Holy Lands is not a bad film by any stretch, and at times it even aspires to greatness. But it misses its mark too often and loses coherency in attempting to move between the stories, integrate them together, and succeed in doing justice to all the characters. The film just doesn’t quite work, yet it is also an admirable attempt, and reveals a director and writer that bears watching.

Holy Lands officially releases on June 21.

Ghost Light (2019)

Ghost Light (2019)

There’s a cliché that Shakespeare is the most adapted playwright in the world and, like many clichés, it’s probably true. His work has been transposed in multiple languages and across multiple platforms, inspiring new interpretations on stage, in art, in print, and on the screen. He’s also a remarkably meta-narrational playwright: his plays invite commentary on theater as theater (or cinema), integrating plays within plays, actors playing multiple roles (and referencing the roles they’re playing), and self-referentiality. Ghost Light, from director John Stimpson, plays further with Shakespearean meta, as he brings in traditions and superstitions to interact with the story of an acting troupe putting on the most ill-fated of the Bard’s plays.

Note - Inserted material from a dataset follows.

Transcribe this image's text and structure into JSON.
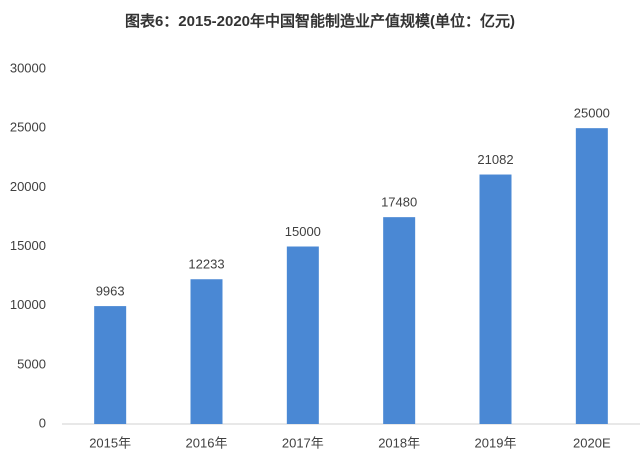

Ghost Light utilizes the curse surrounding performances of Macbeth – excuse me, The Scottish Play – as a Shakespearean troupe arrive to perform the play in a charming Massachusetts village and find themselves in the midst of ghostly, horrific happenings. The troupe is complete with character types: a former soap actor and all-around ham leading man Alex (Cary Elwes, having the time of his life), his wife and Lady Macbeth Liz (Shannyn Sossamon), Thomas (Tom Riley) a jealous second-lead/understudy playing Banquo, the long-suffering director Henry (Roger Bart), and a deliriously extreme fading dame of the theater Madeline (Carol Kane). Thomas and Liz tempt fate and the theater gods when they invoke the play’s curse by shouting “Macbeth!” in the empty theater. With some very Shakespearean theatrics from nature, the curse begins to take hold and transform the relationships of the members of the troupe into the play itself.

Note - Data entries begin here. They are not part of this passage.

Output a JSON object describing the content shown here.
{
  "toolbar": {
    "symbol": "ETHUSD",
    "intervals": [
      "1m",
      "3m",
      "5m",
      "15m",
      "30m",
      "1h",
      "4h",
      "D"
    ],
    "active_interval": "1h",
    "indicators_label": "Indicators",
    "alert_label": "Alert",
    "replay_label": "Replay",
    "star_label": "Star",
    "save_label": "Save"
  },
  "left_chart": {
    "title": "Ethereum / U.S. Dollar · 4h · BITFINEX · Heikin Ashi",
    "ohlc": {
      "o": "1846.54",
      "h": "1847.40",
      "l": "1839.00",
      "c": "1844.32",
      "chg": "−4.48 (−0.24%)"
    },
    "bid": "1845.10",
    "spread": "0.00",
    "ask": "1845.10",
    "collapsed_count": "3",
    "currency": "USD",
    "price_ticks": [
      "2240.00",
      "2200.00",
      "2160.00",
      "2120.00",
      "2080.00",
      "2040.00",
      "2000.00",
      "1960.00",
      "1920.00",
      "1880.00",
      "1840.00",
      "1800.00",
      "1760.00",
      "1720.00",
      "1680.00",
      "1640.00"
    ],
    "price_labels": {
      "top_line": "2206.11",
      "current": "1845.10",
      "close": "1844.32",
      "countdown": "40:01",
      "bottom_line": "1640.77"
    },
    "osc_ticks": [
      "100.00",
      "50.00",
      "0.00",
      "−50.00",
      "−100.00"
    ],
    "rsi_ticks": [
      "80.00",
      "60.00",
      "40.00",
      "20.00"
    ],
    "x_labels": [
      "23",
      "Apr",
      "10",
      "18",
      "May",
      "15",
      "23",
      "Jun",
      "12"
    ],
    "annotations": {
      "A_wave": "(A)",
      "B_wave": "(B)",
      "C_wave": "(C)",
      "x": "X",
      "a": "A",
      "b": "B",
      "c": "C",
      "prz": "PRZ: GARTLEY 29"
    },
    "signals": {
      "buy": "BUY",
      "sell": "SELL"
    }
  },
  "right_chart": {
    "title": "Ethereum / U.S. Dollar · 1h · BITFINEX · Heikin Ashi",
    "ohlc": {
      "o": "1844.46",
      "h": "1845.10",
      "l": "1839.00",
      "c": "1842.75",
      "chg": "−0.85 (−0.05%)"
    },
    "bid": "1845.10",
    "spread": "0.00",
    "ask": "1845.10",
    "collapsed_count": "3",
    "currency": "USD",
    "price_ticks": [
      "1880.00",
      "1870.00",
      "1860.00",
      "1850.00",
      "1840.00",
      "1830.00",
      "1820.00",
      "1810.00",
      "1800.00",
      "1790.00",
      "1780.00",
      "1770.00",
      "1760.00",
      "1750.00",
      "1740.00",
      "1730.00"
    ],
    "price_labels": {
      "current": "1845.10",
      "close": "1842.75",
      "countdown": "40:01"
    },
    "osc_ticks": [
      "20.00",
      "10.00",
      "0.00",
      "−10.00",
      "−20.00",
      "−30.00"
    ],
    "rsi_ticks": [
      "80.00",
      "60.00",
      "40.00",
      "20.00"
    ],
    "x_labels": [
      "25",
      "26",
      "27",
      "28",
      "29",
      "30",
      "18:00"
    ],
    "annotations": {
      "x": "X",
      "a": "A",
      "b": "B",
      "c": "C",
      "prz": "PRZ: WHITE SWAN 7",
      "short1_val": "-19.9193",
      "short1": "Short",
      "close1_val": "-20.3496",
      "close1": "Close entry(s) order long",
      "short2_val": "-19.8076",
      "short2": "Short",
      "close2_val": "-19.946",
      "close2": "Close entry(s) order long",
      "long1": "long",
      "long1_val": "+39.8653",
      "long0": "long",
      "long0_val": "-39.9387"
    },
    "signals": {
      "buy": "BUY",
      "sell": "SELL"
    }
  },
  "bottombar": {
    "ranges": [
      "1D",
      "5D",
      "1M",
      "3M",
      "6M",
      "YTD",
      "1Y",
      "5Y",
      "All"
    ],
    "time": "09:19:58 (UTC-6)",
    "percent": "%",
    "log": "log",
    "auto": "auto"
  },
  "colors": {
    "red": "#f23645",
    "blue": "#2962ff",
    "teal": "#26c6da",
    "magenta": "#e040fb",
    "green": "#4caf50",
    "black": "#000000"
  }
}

Ghost Light takes a little while to find its feet, summoning a sense of menace from the start but with little initial payoff. The characters are certainly types—they’re meant to be, especially as they begin to morph into their own versions of their Shakespearean roles. The film draws together elements of theatrical traditions and superstitions, and not just surrounding Macbeth: the presence of the stage’s “ghost light,” the use of the phrase “break a leg” rather than “good luck,” the various contortions that one has to go through to break the curse of the Scottish Play. Ghost Light occasionally veers too far into the silliness of its premise and undercuts the elements of menace that both the play and its own plot conjure. At the same time, the film does pay off its premise, and the final act is a fantastically entertaining, horror-laden farce that brings all the elements of the narrative together.

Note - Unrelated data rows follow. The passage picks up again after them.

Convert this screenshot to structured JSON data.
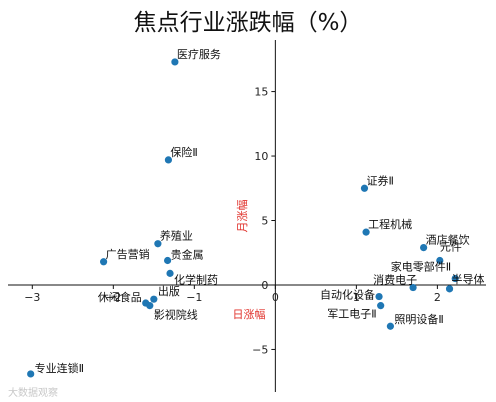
{
  "chart_data": {
    "type": "scatter",
    "title": "焦点行业涨跌幅（%）",
    "xlabel": "日涨幅",
    "ylabel": "月涨幅",
    "xlim": [
      -3.3,
      2.6
    ],
    "ylim": [
      -8.3,
      19.0
    ],
    "xticks": [
      -3,
      -2,
      -1,
      0,
      1,
      2
    ],
    "yticks": [
      -5,
      0,
      5,
      10,
      15
    ],
    "grid": false,
    "marker_color": "#1f77b4",
    "points": [
      {
        "name": "医疗服务",
        "x": -1.24,
        "y": 17.3
      },
      {
        "name": "保险Ⅱ",
        "x": -1.32,
        "y": 9.7
      },
      {
        "name": "养殖业",
        "x": -1.45,
        "y": 3.2
      },
      {
        "name": "广告营销",
        "x": -2.12,
        "y": 1.8
      },
      {
        "name": "贵金属",
        "x": -1.33,
        "y": 1.9
      },
      {
        "name": "化学制药",
        "x": -1.3,
        "y": 0.9
      },
      {
        "name": "休闲食品",
        "x": -1.6,
        "y": -1.4
      },
      {
        "name": "出版",
        "x": -1.5,
        "y": -1.1
      },
      {
        "name": "影视院线",
        "x": -1.55,
        "y": -1.6
      },
      {
        "name": "专业连锁Ⅱ",
        "x": -3.02,
        "y": -6.9
      },
      {
        "name": "证券Ⅱ",
        "x": 1.1,
        "y": 7.5
      },
      {
        "name": "工程机械",
        "x": 1.12,
        "y": 4.1
      },
      {
        "name": "酒店餐饮",
        "x": 1.83,
        "y": 2.9
      },
      {
        "name": "元件",
        "x": 2.03,
        "y": 1.9
      },
      {
        "name": "家电零部件Ⅱ",
        "x": 2.22,
        "y": 0.5
      },
      {
        "name": "消费电子",
        "x": 1.7,
        "y": -0.2
      },
      {
        "name": "半导体",
        "x": 2.15,
        "y": -0.3
      },
      {
        "name": "自动化设备",
        "x": 1.28,
        "y": -0.9
      },
      {
        "name": "军工电子Ⅱ",
        "x": 1.3,
        "y": -1.6
      },
      {
        "name": "照明设备Ⅱ",
        "x": 1.42,
        "y": -3.2
      }
    ]
  },
  "watermark": "大数据观察"
}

Macbeth is one of Shakespeare’s most humorless tragedies, so it’s interesting that it has also been the one most often adapted into a black comedy. Ghost Light shares the stage with Scotland, PA, another story about Macbeth in the North American countryside. But where Scotland, PA adapted the story, Ghost Light adds another layer, making the superstitions that surround Macbeth are as important as the play itself. This means that the characters are fully aware they’re beginning to embody their parts—there are lines in which characters acknowledge that they’re acting like their on-stage roles and seem incapable of breaking out of the cycle. As a result, though, some of the minor parts unfortunately get left by the side in favor of the central narrative of Tom and Liz. But all the actors are game for their roles, enjoying the Shakespeare, both good and bad, that they get to perform.

The film does occasionally slip into the hokey and predictable, particularly at the beginning and before the final act transition to the night of the performance. Luckily, the final show is so enjoyable that it’s easy to forget some of the hokeyness and simply indulge in the slightly blood and very clever fun. After all, Shakespeare himself wasn’t above some amateur theatrics.

Ghost Light will drop on VOD on June 18.